After that, we sat in thoughtful silence, and shared an apple. She then shared her story, which was fascinating in it's own right. Growing up under Communism behind the Iron Curtain, traveling broke through Italy, and having her name changed at Ellis Island, the woman has seen most of the twentieth century. Then she added something which added a lot of perspective for me.

"I'm at the end of my journey now. When elephants go to die, they go to the elephant graveyard where all of the other elephants died, to die among the bones of their ancestors. I have to make that choice now. Do I want to go back to Croatia, and die there, where I grew up or do I want to stay here, and found a new graveyard for my ancestors?"

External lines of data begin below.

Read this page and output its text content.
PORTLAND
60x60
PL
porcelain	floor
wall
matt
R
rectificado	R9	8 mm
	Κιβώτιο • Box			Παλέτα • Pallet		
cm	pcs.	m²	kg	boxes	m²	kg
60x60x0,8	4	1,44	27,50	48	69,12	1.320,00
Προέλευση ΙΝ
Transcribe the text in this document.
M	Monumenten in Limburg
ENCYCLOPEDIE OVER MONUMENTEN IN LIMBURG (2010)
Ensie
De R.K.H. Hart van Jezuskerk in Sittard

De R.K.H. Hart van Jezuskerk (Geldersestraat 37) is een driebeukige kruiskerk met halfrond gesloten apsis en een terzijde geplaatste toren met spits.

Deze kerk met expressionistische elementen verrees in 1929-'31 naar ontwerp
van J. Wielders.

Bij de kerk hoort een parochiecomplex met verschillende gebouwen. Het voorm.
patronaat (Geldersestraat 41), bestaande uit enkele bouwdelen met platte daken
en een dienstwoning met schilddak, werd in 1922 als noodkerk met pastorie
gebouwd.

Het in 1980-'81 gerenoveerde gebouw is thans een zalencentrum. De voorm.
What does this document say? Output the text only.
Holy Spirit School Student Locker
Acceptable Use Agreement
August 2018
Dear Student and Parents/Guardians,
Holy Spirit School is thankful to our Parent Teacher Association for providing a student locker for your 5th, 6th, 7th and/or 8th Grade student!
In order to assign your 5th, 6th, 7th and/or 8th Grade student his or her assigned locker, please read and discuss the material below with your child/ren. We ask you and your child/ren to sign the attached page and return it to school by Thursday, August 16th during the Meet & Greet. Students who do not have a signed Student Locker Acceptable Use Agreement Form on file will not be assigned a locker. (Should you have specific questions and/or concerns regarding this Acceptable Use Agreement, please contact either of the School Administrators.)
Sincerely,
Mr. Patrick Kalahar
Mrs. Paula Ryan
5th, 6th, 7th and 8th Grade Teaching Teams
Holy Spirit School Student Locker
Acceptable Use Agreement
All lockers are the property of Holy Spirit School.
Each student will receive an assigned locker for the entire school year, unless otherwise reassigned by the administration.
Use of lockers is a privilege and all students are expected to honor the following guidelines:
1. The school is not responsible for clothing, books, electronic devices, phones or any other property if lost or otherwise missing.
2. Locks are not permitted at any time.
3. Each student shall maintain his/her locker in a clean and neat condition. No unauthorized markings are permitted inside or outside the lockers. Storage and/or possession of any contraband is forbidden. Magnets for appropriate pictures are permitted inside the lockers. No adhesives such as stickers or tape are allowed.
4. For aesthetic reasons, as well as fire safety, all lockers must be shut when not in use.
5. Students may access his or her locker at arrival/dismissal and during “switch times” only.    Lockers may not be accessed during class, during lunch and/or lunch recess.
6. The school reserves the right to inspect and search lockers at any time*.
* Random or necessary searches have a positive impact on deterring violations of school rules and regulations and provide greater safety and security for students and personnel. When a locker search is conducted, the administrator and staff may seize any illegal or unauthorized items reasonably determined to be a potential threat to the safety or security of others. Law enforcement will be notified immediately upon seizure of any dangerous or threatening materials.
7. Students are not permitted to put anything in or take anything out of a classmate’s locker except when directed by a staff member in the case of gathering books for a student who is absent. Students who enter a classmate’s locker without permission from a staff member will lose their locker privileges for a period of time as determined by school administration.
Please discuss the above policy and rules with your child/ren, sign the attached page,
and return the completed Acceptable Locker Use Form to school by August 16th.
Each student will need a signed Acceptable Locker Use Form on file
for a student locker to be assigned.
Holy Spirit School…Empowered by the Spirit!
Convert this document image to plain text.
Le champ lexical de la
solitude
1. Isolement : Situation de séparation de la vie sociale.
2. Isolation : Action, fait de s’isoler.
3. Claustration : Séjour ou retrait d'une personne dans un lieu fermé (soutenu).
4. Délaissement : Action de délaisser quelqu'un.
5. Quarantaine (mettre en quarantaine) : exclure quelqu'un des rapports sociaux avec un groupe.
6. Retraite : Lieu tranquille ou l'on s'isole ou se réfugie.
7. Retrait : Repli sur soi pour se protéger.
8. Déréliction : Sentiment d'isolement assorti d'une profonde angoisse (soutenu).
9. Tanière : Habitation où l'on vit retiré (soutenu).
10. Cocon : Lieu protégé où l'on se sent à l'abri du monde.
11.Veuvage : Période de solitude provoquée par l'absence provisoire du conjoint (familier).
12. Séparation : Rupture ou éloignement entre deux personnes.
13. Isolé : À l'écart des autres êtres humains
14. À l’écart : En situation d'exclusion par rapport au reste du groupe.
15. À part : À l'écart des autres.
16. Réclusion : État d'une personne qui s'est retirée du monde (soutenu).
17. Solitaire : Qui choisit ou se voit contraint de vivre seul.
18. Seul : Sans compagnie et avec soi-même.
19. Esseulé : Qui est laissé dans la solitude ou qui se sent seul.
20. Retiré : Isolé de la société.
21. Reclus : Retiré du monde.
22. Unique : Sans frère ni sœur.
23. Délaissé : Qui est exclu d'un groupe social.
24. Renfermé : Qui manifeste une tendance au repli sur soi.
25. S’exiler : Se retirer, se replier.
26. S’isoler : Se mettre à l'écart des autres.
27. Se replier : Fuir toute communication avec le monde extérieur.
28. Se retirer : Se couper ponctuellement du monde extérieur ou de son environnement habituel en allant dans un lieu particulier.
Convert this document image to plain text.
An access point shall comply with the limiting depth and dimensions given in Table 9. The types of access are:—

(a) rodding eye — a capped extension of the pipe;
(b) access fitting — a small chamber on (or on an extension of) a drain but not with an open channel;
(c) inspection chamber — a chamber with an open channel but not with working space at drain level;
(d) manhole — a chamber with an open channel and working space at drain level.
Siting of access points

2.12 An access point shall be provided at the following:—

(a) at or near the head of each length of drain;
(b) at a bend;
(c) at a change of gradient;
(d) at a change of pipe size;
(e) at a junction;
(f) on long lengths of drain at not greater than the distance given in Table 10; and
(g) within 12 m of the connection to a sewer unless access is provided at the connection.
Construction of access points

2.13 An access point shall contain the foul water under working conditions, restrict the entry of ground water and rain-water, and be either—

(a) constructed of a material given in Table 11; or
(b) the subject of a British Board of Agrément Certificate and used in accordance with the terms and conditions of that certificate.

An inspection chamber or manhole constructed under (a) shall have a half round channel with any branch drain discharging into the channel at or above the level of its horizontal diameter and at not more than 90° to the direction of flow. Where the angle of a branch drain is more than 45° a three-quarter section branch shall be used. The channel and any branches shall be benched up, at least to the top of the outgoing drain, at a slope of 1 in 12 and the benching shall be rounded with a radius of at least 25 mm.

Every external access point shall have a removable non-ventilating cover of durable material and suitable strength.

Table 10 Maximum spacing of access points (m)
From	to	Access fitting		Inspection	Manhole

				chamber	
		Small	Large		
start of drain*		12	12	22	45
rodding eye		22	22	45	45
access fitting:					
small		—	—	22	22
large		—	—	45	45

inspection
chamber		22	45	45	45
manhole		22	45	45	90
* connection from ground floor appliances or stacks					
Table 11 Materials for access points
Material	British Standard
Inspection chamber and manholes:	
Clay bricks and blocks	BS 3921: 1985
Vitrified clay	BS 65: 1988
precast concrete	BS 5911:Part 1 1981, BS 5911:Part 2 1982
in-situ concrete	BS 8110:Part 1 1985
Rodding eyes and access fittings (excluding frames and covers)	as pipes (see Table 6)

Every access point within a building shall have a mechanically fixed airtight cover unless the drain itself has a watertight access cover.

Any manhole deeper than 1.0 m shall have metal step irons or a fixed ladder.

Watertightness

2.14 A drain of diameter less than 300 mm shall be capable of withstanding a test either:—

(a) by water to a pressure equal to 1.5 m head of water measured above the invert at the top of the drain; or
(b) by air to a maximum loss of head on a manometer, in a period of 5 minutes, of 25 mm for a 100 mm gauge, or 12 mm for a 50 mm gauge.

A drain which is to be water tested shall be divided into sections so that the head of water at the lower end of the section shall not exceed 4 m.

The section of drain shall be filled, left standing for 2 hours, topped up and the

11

At this point, my phone, which had been mercifully silent the entire time, suddenly rang, startling us both. I was being summoned to deal with yet another problem on set. She saw the concern on my face as I took the call. I hung up, and before I could say anything, she affectionately dismissed me to go work:

"You are at the beginning of your journey. Be careful, and know that now I will be missing you. Good luck on the next part of the trip, and remember to move on."

With that, I thanked her, and left, with simultaneously a lot on my mind, and without a lot of weight, as I realized that I had somehow miraculously managed to find what I had sought, and that the perspective I was looking for came from the last place that I was looking. I guess when answers are needed, you just need to ask.


Until next time,

Andrew





Friday, March 25, 2011

Life and Risk

It's not like I haven't wanted to write lately, on the contrary, I've been wanting to. It's just that my mind has been on the move so much in the past week, I haven't had the mental capacity to put pen to paper (or fingers to keyboard, as it were.) But now things have calmed slightly (ever so slightly) and as a result I am more than comfortable to spend this Friday night relaxing at home with a good movie (Muppet Treasure Island, I said I'm an adult, I never said I was all the time.)


A good place to begin would be last Saturday, after waking up early to make sure I made it to the audition in Shadyside, I headed out for the day. After a decent audition (I didn't get cast, by the way, but I honestly wasn't expecting it) I realized it was a beautiful day, and wandered down to Oakland. Following a quick stop at an antique book store (books being right alongside food and women among my weaknesses), I went to a delicious lunch. The review of the restaurant will be posted later. After lunch, I then headed to Schenley Plaza, and after a quick nap on the green, fell into a combination philosophical debate/ musical jam session with a group from Ohio State. A beautiful day always brings out the adventurous side in people. In the late afternoon, a brief but thoroughly enjoyable rehearsal was then followed by an absolutely delightful cast gathering. For a cast of 6 (7 with the director), 6 bottles of wine and a bottle of whiskey led to a really fun, yet sociable night overall.


The next day being Holi, the Hindu festival of colors, I was really excited to participate. It's something I've been wanting to do for a long time. For those of you who don't know what happens at Holi, among the music and dancing, there is much throwing of colored powder and spraying of colored water. It's simple, joyous fun. After being completely covered in dye by the end of the day, and eating my fill of delicious Indian food, I ended up finishing the day by hanging out with my friends from Slackline Pittsburgh, and Food Not Bombs.


It was fortunate that the weekend was so great, as this week was full of important decisions that needed to be made, both personal and profession. (Invariably, it always seem as if the two are intertwined.) I hate to be extremely vague, but in this case I need to be until I can see where things start to land.